Longitude: -2.3011 / 2°18'3"W

OS Eastings: 381950

OS Northings: 822366

OS Grid: NJ819223

Mapcode National: GBR XD.M1V2

Mapcode Global: WH8NQ.MZGL

Entry Name: Stoneyhill, cairn 195m WSW of

Scheduled Date: 24 September 2008

Source: Historic Environment Scotland

Source ID: SM12343

Schedule Class: Cultural

Category: Prehistoric ritual and funerary: cairn (type uncertain)

Location: Keithhall and Kinkell

County: Aberdeenshire

Electoral Ward: Inverurie and District

Traditional County: Aberdeenshire


The monument comprises a burial cairn of probable Bronze-Age date. It survives as a low, grass-covered earth and stone mound with a slight central depression. The cairn sits in open, rolling pasture at 145m above sea level and is located on a gentle, S-facing escarpment approximately 5km to the north of the River Don.

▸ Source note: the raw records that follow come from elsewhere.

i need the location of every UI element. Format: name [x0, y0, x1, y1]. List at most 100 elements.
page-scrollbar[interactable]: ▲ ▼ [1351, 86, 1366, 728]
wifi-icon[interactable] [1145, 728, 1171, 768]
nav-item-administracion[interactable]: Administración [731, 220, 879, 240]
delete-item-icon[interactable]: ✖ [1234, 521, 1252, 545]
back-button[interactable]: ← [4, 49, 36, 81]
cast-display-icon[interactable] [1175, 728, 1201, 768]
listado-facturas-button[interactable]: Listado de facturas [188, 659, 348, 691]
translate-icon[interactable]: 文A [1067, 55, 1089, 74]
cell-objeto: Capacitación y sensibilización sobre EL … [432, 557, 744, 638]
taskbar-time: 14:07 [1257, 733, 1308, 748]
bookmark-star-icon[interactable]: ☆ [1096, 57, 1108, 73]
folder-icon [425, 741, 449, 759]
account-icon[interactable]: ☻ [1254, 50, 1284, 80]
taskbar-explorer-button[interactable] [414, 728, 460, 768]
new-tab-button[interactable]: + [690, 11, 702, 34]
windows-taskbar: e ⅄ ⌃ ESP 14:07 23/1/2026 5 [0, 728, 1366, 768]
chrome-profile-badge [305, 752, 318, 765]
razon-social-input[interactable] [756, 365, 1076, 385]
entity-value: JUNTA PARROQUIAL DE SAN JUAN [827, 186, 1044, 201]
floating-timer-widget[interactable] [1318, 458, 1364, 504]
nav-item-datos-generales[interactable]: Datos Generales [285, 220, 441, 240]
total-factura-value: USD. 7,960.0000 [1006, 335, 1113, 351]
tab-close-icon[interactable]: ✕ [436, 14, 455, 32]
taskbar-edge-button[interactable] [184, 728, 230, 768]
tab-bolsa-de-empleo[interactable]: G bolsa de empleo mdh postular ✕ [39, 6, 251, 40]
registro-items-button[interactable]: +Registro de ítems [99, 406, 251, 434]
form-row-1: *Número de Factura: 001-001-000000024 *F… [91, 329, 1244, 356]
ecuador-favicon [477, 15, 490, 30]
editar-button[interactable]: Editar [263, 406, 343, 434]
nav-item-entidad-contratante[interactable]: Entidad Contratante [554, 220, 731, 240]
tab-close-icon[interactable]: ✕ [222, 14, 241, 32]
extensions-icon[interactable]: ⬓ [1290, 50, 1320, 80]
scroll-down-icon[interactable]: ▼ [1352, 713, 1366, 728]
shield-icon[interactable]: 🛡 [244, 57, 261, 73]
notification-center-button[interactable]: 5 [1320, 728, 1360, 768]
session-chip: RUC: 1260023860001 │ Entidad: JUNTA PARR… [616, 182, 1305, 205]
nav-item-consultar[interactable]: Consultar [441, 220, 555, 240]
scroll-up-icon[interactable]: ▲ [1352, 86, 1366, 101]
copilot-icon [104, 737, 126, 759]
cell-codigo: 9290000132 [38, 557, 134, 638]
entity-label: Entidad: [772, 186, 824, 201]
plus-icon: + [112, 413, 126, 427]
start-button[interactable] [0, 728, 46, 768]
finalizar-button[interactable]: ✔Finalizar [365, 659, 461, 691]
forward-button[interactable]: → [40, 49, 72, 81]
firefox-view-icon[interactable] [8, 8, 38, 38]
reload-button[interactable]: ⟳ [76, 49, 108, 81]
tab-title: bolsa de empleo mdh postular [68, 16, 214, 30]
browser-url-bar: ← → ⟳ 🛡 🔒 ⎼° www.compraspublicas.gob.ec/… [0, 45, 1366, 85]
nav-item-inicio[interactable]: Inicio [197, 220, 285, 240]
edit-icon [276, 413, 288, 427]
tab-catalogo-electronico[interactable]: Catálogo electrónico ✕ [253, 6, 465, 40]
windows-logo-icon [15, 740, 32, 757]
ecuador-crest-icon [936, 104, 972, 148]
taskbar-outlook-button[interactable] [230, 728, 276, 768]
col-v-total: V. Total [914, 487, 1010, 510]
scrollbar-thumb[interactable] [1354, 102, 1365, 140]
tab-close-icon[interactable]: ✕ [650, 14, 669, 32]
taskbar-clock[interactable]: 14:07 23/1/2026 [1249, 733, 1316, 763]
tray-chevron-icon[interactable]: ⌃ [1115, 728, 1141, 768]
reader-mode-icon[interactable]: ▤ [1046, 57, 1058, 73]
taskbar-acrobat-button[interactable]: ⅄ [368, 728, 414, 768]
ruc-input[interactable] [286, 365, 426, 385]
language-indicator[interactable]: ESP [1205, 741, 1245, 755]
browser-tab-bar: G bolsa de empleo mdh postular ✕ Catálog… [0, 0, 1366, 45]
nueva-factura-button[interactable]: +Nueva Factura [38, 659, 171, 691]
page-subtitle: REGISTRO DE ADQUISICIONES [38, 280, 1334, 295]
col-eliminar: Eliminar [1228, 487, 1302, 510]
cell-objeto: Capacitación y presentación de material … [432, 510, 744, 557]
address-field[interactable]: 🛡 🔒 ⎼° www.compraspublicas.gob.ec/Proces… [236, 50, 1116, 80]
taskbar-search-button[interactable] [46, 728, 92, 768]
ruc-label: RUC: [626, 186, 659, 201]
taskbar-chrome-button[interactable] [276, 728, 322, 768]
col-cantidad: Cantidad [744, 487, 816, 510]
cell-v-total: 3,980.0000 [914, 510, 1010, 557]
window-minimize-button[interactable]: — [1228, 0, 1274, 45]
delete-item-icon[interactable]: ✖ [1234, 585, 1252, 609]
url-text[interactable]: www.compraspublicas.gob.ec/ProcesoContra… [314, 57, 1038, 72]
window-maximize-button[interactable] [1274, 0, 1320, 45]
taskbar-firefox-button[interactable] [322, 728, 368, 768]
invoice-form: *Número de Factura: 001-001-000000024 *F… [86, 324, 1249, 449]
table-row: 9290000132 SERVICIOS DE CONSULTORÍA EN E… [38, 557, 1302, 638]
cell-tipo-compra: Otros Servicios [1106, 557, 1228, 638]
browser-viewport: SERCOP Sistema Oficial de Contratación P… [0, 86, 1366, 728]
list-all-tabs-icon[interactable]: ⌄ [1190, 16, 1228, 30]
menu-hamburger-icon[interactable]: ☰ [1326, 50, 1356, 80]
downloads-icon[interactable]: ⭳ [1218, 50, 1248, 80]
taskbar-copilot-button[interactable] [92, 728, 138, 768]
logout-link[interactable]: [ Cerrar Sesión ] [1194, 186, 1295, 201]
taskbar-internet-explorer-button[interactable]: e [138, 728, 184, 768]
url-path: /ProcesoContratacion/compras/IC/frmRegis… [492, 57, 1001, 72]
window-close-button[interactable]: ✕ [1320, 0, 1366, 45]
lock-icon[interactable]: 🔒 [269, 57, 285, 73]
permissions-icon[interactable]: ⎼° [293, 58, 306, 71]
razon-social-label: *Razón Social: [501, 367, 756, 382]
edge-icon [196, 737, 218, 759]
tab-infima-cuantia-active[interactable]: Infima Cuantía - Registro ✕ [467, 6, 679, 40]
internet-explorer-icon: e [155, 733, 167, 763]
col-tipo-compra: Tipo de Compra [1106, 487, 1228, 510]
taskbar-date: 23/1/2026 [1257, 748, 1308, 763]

The cairn measures approximately 6m in diameter at its widest and is less than 0.5m in height. It is circular in plan and the mound that defines its extent appears to have been reduced, possibly by the removal of some of its loose stone structural material.

The area to be scheduled is circular on plan, centred on the cairn, to include the remains described and an area around within which evidence relating to their construction and use may survive, as shown in red on the accompanying map.

Source: Historic Environment Scotland

Statement of Scheduling

Cultural Significance

The monument's cultural significance can be expressed as follows:

Intrinsic characteristics

This cairn survives with its structural detail intact, despite its low profile. It is likely to seal a central burial or burials and may overlie a prehistoric land surface containing environmental evidence. It therefore has the potential to tell us about the architecture of burial monuments, the practice of burial and commemoration of the dead, aspects of the local environment, and when the cairn was constructed.

Contextual characteristics

The cairn belongs to a numerous and common group of prehistoric monuments seen across Scotland. It is a small example of its class, one of nearly 200 examples in the Strathdon area, and is a key component of the extensive Bronze-Age use of this landscape. The River Don is a central feature in this exploitation and the extensive views from the cairn along the river suggest that its placement here may have been deliberate. The cairn can therefore help us understand more about prehistoric burial along the higher side margins of river systems such as Strathdon, and the wider exploitation of land by Bronze-Age communities.

National Importance

The monument is of national importance because it has an inherent potential to make a significant contribution to our understanding of the past, in particular prehistoric burial architecture and the deliberate positioning of monuments commemorating the dead in relation to natural features, and the views to and from them. The loss of the monument would impede our ability to understand the nature of prehistoric activity in this part of Scotland.

Source: Historic Environment Scotland



RCAHMS records the monument as NJ82SW 117.